Well, for me, it has some issues. First thing I found out is that the thing only drives unipolar steppers. This is not necessarily a bad thing but the severely limits the possible motors out there. Next issue there is no current limiting availablem no short circuit protection. It uses a pic that drives fets though optoisolators. So you have to be very careful with the motor you select or you can toast things real quick.
So, I want to run bi-polar motors off mine. I tried contacting the guy that made it and got no response so I am on my own. There are a few different micro-size stepper drivers out there. I chose the pololu A4988 stepper driver (http://www.pololu.com/catalog/product/1182) It has selectable current limiting, up to 16x microstepping, 2A motor capacity, short circuit and ground protection among other things. This is really what should have been on the board in the first place. At $12 it would have been the equivalent price of the extra opto and fets that are on the board and would have added a lot of features.
The problem is the stepper driver needs step and direction signals to operate. One line get a clock pulse, one pulse moves the motor a step, the direction of the motor depends on the state of the direction line. Logic high moves one direction, low the other. Unipolar motors in full step mode run with four phases 90 degrees out of phase with each other. I used a US Digital/LSI LS7184 Quadrature to step/dir IC to take the signals that would drive the first and third phase mosfets and output step and direction signals to the pololu driver. I drew up a small board that included all of this plus a voltage regulator for the logic as well as a dip switch to control the features of the stepper driver and LS7184. I designed the board to connect to the main board via a socket where the fets were.
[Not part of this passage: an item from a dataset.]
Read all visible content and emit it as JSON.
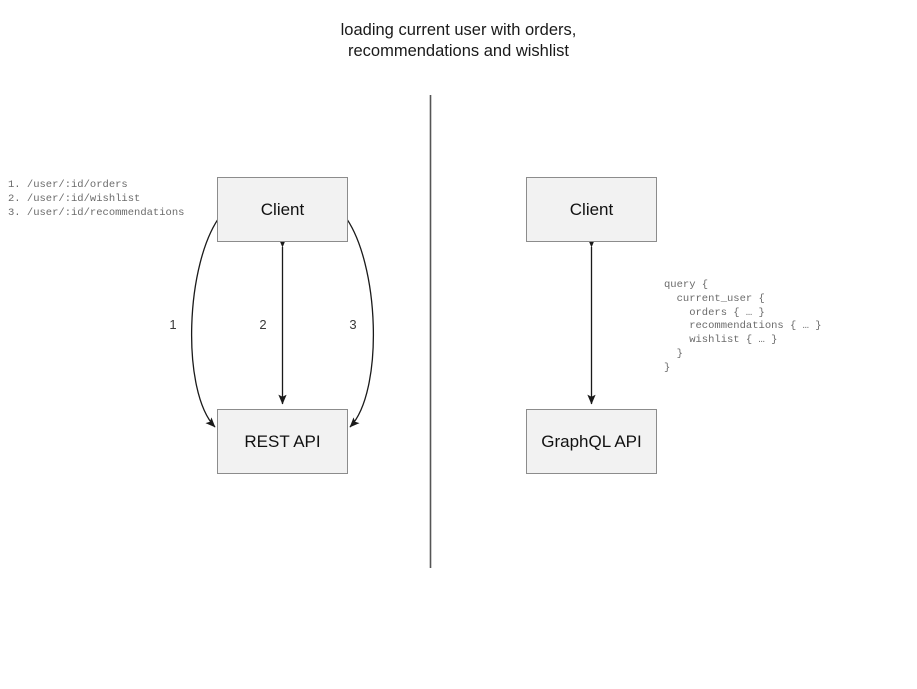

I got the boards back from the group order from dorkbotpdx.org and put them together and started debugging. Only one real issue was I swapped the step and direction lines to the driver. A dremel and a couple pieces of wire fixed that.
So here it is, it's a bit bigger but gives me things like current limiting, 8 times the resolution, and short circuit protection. The only down side is there is no real way for me to incorporate putting the motor to sleep when it is idle to save power. I would need a logic signal from the pic to do this but I dont have access to this code.